Coarctation of the aorta is a congenital heart defect that requires aggressive treatment in about 50% of cases. The aorta is the main artery responsible for carrying blood from the left side of the heart to the body. This oxygen rich blood provides energy and allows the body to develop normally.
When coarctation of the aorta is present, the aorta is too narrow right below the area that supplies the smaller arteries leading to the upper and lower halves of the body. This area is called the juxta-ductal position. During fetal life and shortly after birth, the ductus, positioned right above the area of narrowing, allows for the blood to pass easily to the body.
Once the ductus closes, usually in the first day after an infant is born, coarctation of the aorta begins to severely limit bloodflow to the body. Mild coarctation of the aorta may not be noticeable initially. A great deal of narrowing, however, can cause heart and systemic failure, as the body cannot get the oxygen it needs.

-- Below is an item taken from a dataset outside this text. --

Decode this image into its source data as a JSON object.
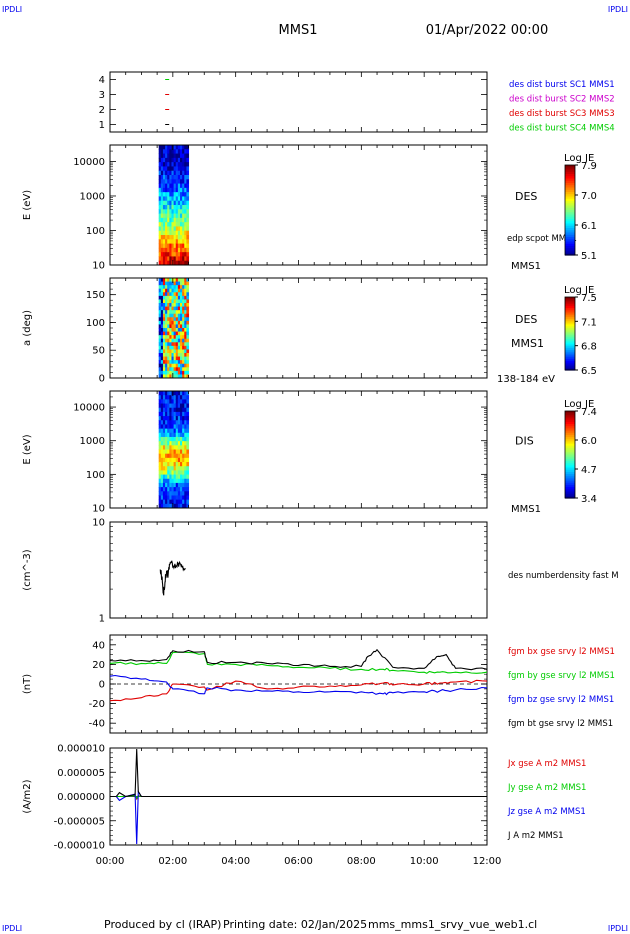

A child with severe coarctation of the aorta generally presents symptoms shortly after birth. The child may have blue or pale mucus membranes. Blueness may be particularly noticed at the nail beds and around the eyes and nose. The child will not be able to eat well, and will have labored breathing. Also, physicians will note a significant heart murmur.
Children with severe coarctation of the aorta are in need of immediate treatment in order to restore proper blood flow to the body. To treat this condition, there are several options. Choice of treatment depends upon the nature of coarctation and also on the surgeon’s comfort level with various surgical options.
Most often, emergency surgery for coarctation of the aorta involves cutting the aorta, removing the narrowed portion, and reattaching the aorta. In some cases, a portion of pig, donor, or bovine valve may be necessary to make the aorta long enough. However, this is rare, and not preferable, as that portion of the valve will not grow.
Less frequently, the surgeon may be able to correct coarctation of the aorta by cutting through the aorta, thus widening it, and then placing a patch over the widened area. Both surgical options require heart-lung bypass, and though the operation is serious, rate of recovery is very good. Children may need to be on anti-coagulants and blood pressure medication, as coarctation often causes hypertension in the arms.
If coarctation of the aorta is not severe, parents may not even be aware their children have it. When it causes no issues for the child in health or growth, it may not necessitate repair. However, coarctation can worsen, so cardiologists usually elect to place a small tube to widen the aorta, so that the condition does not become more severe. When no surgery is attempted, the cardiologist will closely follow the patient for signs of increased hypertension and hypertrophy of the left ventricle.
Coarctation of the aorta may be present with other left-sided defects, most often a bicuspid aortic valve, which may require replacement later on. Children with this condition require lifetime follow-up with cardiologists, but when the condition is uncomplicated by other defects, life expectancy is quite good.